Think full employment program for geologists and their students.
The SRIA has funded, in part or in whole, at least two such studies of Santa Rosa Sound, alone, in the last ten years. One of them supposedly was intended to measure the effects of a first-ever sand renourishment project along Quietwater Beach. Nothing but a preliminary report ever came of it. The final report (if there was one) has never been released to the public.
The Corps of Engineers launched a major study of island erosion after Hurricane Opal, and a second one in July 2001, in preparation for the Gulf-side sand renourishment project of 2002-03. Results? Who knows? It's not even clear if there was a final report.
The National Science Foundation gave a 5-year grant to Louisiana State University coastal morphologist Dr. Greg Stone after Hurricane Opal. He released a detailed final report in March, 2001. Among other things, it includes surveys -- right down to the centimeter -- of sand deposition and erosion on Pensacola Beach from the time of Hurricane Fredric (1979) through Hurricane Georges (1998). Want to wager if any board member on the Santa Rosa Island Authority or the Escambia County Commission has read it?
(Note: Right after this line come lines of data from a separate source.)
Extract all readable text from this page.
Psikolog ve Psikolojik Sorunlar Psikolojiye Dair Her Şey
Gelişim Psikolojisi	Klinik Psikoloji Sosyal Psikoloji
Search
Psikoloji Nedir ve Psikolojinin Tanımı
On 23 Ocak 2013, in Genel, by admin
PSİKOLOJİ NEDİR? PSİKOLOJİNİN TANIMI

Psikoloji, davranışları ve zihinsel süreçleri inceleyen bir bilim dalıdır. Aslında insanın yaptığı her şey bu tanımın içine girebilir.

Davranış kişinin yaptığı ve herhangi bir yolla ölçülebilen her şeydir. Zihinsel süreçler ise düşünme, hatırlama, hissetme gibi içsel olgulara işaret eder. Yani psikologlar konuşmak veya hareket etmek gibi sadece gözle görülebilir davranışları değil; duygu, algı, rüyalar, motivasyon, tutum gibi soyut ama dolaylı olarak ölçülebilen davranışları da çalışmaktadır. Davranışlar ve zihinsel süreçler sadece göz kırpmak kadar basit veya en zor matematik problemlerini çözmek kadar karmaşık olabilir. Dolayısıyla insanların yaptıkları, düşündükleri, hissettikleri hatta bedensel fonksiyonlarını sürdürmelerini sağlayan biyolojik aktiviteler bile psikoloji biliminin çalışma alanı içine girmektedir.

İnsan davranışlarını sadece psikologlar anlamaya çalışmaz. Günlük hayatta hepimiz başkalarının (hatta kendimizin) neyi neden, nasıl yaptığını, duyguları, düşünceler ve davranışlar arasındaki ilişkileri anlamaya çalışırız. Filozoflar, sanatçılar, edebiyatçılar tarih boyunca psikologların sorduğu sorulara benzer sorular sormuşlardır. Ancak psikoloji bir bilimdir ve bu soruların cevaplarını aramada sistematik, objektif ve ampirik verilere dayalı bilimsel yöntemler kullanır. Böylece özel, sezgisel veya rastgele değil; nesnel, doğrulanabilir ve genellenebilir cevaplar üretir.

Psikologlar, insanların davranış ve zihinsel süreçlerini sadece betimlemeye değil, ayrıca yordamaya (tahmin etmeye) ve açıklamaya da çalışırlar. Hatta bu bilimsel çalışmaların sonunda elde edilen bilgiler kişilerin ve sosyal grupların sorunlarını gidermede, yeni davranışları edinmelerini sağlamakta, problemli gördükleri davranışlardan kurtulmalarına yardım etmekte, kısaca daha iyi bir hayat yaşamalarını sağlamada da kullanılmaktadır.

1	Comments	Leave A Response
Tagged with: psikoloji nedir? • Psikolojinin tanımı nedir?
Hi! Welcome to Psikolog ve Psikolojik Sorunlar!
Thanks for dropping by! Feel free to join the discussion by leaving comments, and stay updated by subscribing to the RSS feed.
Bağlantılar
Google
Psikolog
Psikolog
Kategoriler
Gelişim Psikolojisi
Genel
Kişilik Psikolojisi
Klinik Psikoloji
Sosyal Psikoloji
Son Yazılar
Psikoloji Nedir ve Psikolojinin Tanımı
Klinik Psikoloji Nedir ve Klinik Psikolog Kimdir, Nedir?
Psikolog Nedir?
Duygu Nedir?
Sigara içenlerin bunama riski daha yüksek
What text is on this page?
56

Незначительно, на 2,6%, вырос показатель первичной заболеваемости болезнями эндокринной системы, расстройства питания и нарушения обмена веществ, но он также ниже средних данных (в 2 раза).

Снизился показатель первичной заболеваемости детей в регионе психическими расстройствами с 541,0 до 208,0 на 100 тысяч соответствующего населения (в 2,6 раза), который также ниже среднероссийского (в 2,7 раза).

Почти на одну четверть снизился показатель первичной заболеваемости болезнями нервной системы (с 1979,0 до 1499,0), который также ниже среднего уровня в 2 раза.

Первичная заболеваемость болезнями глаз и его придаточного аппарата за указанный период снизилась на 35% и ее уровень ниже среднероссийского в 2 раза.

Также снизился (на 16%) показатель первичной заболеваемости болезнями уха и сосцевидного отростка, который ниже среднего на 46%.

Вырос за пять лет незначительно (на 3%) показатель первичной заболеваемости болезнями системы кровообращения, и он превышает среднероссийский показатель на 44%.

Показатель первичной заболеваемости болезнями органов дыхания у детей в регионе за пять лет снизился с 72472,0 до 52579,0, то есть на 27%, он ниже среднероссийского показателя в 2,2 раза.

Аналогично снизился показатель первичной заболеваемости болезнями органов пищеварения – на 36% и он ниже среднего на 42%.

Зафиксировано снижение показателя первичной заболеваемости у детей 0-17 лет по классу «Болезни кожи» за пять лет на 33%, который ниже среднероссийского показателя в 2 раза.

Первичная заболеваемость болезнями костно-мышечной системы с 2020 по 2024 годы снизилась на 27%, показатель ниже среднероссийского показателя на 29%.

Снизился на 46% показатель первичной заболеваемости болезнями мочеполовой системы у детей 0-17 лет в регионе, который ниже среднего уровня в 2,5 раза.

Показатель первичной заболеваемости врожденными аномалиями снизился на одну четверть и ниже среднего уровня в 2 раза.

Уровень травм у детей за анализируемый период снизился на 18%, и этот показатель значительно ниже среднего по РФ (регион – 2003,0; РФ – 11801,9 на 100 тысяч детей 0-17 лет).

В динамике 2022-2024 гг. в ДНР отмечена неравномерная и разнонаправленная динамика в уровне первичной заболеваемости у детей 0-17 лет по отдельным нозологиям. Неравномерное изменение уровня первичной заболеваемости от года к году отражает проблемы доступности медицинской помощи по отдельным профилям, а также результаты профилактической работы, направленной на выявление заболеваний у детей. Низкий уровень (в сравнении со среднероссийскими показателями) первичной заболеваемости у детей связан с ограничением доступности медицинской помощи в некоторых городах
The State of Florida issued both a preliminary and a final coastal erosion report covering the same topic after Hurricanes Opal and Erin in '95. Odds are no one in any department of Escambia County could find a copy if you gave them a week.
Another Florida agency regularly compiles erosion data on all Florida coastal lands using aerial and GPS satellite measuring devices. They visit every coastal area in the state at least once every five years, often more frequently. Results then are compared with earlier data, resulting in a detailed analysis of erosion changes over time. (The team last visited Pensacola Beach in the summer of '04, just before the up-tic in hurricanes began.)
And through it all, island government, county officials, and state licensing agencies continue to authorize new construction on the coast, bulkheads, seawalls, rip-rap, rock revetments, ever longer piers jutting into intercoastal waterways, and other counter productive thumbs- in-the-dike.
Today's News Journal article quotes beach resident Charlie Thompson's observation that the Soundside erosion he sees all around him is "strange." But there's no mystery to it.
We study and we study and we study. But we never learn.